WLWI-FM
- Montgomery, Alabama; United States;
- Broadcast area: Montgomery, Alabama
- Frequency: 92.3 MHz
- Branding: I-92 Country

Programming
- Format: Country

Ownership
- Owner: Cumulus Media; (Cumulus Licensing LLC);
- Sister stations: WHHY-FM; WMSP; WMXS; WXFX;

History
- First air date: July 15, 1969
- Former call signs: WCOV-FM (1969–1973); WKLH (1973–1977); WLWI (1977–1985);

Technical information
- Licensing authority: FCC
- Facility ID: 12318
- Class: C0
- ERP: 100,000 watts
- HAAT: 334 meters (1,096 ft)
- Transmitter coordinates: 32°24′13.5″N 86°11′46.9″W﻿ / ﻿32.403750°N 86.196361°W

Links
- Public license information: Public file; LMS;
- Webcast: Listen live
- Website: www.wlwi.com

= WLWI-FM =

Radio station in Montgomery, Alabama

WLWI-FM (92.3 FM, "I-92") is a radio station licensed to serve Montgomery, Alabama, United States. The station is owned by Cumulus Media and the broadcast license is held by Cumulus Licensing, Inc. The WLWI studios are located on the third floor of The Colonial Financial Center in downtown Montgomery, and the transmitter tower is in Montgomery's northeast side.

==Programming==
WLWI-FM broadcasts a country music format to the Montgomery metropolitan area. Until 2025, the station had a sister news/talk AM station known as WLWI (AM).
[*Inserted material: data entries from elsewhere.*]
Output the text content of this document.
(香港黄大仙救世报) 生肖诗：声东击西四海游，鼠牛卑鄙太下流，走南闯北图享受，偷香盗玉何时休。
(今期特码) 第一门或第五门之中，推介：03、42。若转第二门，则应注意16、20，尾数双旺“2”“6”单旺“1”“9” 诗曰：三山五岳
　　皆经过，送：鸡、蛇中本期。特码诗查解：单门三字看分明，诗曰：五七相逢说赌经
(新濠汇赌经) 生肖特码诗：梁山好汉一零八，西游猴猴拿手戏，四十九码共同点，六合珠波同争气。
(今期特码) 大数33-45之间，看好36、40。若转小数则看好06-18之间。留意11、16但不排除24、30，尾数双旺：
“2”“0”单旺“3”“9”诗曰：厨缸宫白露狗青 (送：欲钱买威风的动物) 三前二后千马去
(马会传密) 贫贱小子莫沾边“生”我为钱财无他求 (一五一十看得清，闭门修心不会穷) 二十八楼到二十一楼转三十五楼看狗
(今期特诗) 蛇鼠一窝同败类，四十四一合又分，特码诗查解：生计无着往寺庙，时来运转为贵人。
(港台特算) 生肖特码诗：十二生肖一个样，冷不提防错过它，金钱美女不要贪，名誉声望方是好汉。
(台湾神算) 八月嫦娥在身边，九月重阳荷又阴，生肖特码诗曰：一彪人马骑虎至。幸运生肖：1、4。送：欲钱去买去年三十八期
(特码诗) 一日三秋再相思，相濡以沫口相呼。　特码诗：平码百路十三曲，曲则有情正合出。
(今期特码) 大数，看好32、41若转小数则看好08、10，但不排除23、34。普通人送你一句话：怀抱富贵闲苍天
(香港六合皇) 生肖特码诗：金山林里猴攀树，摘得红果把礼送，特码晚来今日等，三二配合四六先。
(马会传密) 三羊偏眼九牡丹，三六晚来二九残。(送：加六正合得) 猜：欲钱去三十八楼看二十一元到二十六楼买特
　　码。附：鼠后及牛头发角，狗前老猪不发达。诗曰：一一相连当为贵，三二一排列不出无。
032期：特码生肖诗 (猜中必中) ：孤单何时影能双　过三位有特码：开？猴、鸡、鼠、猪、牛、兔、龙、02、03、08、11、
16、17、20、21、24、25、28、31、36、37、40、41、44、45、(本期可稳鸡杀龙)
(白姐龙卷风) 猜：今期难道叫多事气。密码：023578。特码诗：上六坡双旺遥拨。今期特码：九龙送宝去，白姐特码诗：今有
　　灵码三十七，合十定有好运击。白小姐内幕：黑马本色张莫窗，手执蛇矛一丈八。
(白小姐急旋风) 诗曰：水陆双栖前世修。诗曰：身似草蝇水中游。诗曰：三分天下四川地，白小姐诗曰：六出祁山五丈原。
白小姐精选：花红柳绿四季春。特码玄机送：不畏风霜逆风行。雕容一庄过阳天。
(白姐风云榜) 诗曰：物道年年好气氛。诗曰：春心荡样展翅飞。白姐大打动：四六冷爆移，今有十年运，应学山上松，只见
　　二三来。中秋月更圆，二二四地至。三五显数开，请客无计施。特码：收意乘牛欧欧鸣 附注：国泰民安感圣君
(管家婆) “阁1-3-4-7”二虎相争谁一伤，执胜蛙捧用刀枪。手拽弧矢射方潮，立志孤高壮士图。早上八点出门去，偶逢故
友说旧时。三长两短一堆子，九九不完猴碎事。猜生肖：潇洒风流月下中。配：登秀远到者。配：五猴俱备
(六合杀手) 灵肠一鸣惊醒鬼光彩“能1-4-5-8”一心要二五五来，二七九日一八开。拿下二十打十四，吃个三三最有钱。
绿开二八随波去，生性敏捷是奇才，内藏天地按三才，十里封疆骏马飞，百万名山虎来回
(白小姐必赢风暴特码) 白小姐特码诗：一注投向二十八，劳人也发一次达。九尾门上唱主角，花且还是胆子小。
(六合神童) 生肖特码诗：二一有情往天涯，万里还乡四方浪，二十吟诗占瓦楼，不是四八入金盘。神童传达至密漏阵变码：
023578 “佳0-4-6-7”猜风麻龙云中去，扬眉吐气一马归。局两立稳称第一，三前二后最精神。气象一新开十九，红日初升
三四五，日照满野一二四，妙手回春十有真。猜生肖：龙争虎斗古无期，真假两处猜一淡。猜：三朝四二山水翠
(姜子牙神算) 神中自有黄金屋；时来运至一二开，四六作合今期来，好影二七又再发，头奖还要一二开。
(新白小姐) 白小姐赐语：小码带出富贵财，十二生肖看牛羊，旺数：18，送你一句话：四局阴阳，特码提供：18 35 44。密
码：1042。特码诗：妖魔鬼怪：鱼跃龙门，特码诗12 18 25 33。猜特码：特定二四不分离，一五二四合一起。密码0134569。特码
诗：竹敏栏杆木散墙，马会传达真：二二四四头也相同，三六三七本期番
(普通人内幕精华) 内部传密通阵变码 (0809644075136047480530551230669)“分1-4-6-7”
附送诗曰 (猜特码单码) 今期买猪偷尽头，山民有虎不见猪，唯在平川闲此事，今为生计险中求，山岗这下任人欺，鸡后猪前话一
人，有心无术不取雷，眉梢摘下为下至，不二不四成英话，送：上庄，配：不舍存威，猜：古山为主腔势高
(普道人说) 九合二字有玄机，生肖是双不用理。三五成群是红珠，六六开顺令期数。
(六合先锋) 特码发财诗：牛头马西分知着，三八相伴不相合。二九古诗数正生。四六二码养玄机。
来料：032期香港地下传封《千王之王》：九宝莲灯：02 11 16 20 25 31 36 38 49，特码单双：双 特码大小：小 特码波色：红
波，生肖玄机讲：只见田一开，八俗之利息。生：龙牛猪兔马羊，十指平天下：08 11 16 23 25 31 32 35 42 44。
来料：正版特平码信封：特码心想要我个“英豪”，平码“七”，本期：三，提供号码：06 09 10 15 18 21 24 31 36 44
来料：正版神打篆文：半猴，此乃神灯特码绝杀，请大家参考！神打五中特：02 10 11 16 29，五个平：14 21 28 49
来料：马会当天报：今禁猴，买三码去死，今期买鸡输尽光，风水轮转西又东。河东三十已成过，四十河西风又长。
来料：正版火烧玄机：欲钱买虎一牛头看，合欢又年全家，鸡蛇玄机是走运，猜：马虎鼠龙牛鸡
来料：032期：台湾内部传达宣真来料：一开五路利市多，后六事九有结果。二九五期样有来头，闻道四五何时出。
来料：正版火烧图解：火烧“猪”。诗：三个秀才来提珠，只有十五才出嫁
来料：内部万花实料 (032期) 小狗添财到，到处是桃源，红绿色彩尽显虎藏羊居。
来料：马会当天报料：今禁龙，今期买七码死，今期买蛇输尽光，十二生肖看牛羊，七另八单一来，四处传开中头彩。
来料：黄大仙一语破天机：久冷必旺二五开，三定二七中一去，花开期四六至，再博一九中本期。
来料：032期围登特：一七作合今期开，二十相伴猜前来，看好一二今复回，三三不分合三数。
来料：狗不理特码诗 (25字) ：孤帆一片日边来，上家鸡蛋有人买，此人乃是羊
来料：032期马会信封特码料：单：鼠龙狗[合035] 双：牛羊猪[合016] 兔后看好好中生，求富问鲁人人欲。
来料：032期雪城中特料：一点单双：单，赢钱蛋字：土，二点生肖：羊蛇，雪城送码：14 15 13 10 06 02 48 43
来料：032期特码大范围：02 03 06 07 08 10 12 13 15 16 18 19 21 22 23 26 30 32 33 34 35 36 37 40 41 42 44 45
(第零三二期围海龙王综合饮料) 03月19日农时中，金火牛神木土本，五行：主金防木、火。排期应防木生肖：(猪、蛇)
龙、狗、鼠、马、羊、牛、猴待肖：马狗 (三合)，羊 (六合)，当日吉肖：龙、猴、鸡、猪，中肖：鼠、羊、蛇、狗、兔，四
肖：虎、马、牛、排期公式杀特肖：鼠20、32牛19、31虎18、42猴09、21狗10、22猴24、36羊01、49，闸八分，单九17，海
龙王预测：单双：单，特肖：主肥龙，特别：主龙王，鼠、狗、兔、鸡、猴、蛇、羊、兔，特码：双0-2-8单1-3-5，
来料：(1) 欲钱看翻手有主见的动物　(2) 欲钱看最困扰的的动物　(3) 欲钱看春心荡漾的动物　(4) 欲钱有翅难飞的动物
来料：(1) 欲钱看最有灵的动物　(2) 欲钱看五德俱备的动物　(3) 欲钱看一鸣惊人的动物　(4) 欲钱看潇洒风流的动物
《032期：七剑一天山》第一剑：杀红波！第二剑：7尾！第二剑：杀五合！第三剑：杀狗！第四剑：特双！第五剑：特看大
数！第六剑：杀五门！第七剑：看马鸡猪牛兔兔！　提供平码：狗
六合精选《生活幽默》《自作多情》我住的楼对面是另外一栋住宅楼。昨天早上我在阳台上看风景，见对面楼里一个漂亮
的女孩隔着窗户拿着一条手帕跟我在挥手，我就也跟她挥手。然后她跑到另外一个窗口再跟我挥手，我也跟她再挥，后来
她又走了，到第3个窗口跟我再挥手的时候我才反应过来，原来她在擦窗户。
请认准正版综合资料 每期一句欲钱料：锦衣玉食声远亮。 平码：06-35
I-92 WLWI is the home of Auburn Tigers football and men's basketball.

The I-92 WLWI studios are located in Suite 300 at One Commerce Street in downtown Montgomery, Alabama.

==History==
This station first began broadcasting on July 15, 1969, as WCOV-FM, the FM partner to AM station WCOV (now WGMP) and television station WCOV-TV. The station was acquired by Griffin Broadcasting Corporation in April 1973 and the callsign was changed to WKLH. This callsign would also prove short-lived as the station was acquired by the Colonial Broadcasting Company in December 1977 and the call letters were changed to WLWI.

The company changed the call letters of newly acquired AM station WBAM (now WMSP) to WLWI on March 11, 1985, so the FM station was assigned the current WLWI-FM call letters by the Federal Communications Commission (FCC) on the same day.

In September 1994, Colonial Company, Inc., the holding company that owned WLWI-FM licensee Colonial Broadcasting Company, Inc., reached an agreement to sell control of the licensee corporation to Robert E. Lowder. The deal was approved by the FCC on December 8, 1994, and the transaction was consummated on March 8, 1995.

In January 1998, Robert E. Lowder agreed to sell licensee Colonial Broadcasting Company, Inc., to Cumulus Holdings, Inc. The deal was approved by the FCC on March 10, 1998. In December 1998, the license for WLWI-FM was transferred to Cumulus Licensing Corp. The deal was approved by the FCC on December 12, 1998, and the transaction was finalized on December 31, 1998.

On July 14, 2010, WLWI-FM added the syndicated Rick and Bubba morning show, formerly on sister station WHHY-FM.

==Awards and honors==
In 1984, WLWI-FM was named "Radio Station of the Year (Small Market)" by the Academy of Country Music.

A long-time country music formatted station, WLWI-FM has seen its on-air personalities nominated for Country Music Association Awards as Medium Market or Small Market Broadcast Personality of the Year many times over the years. Sam Faulk was nominated in 1981 and won the award in 1989. Warren "Rhubarb" Jones won in 1983. Darlene Dixon was nominated in 1992 and 1999. John Boy was nominated in 1995.

"Rhubarb" Jones won the award for Disc Jockey of the Year in 1983 from the Academy of Country Music.

In 2004, WLWI host Bill Roberts was named Favorite Southern Gospel DJ for a Medium Market at the Singing News Fan Awards.